As reported by Deadline, the third planned wave of layoffs at The Walt Disney Company has begun today, and will impact roughly 2,500 people, after initially only estimated to affect 700. No frontline cast members in the parks are intended to be a part of it.
Rising from the earlier information, the cuts are estimated to affect more than 2,500 jobs across the board at the company, we’re now told. While Parks and Resorts remain mainly untouched, the employee pink slipping this week isn’t aimed at any particular division. We hear television, which was hit hard in the second round, is largely spared this time with a small number of layoffs, we hear.
After the gargantuan second wave that involved cuts of around 4,000 of the total 7,000 layoffs, this wave is still smaller, but far larger than originally anticipated. Considering this wave is now in the thousands, the total of 7,000 job cuts initially planned may now be higher.
This has included the removal of dozens of titles from Hulu and Disney+ in a cost-cutting measure. CEO Bob Iger intends to meet $5.5 billion in reductions when the bulk of these actions are complete. Overall, entertainment saw a 15% reduction, the dissolution of Disney TV Studios marketing, with Freeform & ABC executive layoffs.
The first round of layoffs began in late March. Senior Vice President of Production for Hulu, Mark Levenstein, and Senior VP of Production Management & Operations For Freeform, Jayne Bieber, were among the first executives to be let go. Also laid off was VP of Corporate Communications for The Walt Disney Company, Jeffrey R. Epstein, and Marvel Entertainment Chairman, Ike Perlmutter. Disney’s “Metaverse” team was also terminated.
Reasons for the Cuts
The company’s restructuring comes after previous CEO Bob Chapek was fired last November. Though many changes were made within the company immediately after his exit, the stock price continued to be an issue. The majority of job cuts were delayed until after the April 3 shareholders meeting.
The day after Disney’s second quarter earnings call on May 10, DIS stock price fell by almost 9%, and while it’s been relatively stable since then, the price has remained in the range it dropped into.

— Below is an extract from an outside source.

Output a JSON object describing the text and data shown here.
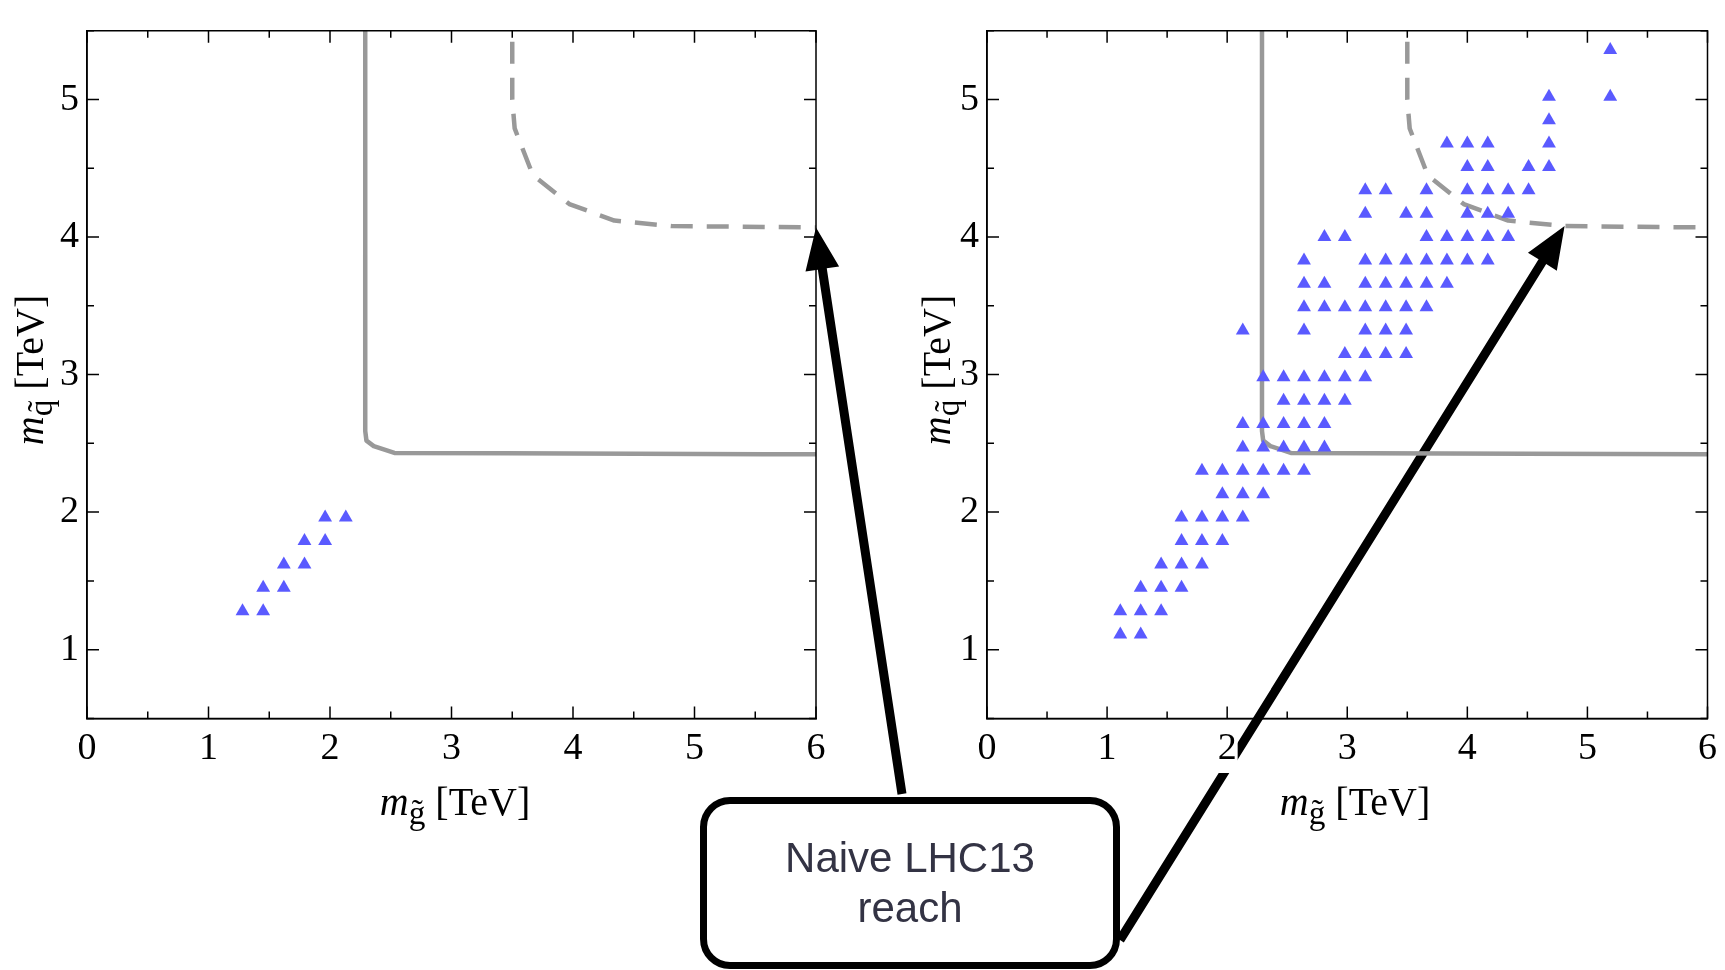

Iger describes these decisions as a “significant transformation to realign Disney for sustained growth and success.” Ultimately, its stated aim is to return creativity and authority to leaders, as well as streamline operations.
On the whole, the company reported a total of $21.8 billion in revenue last quarter. Parks, Experiences and Products accounts for over a third of that total, making $7.78 billion.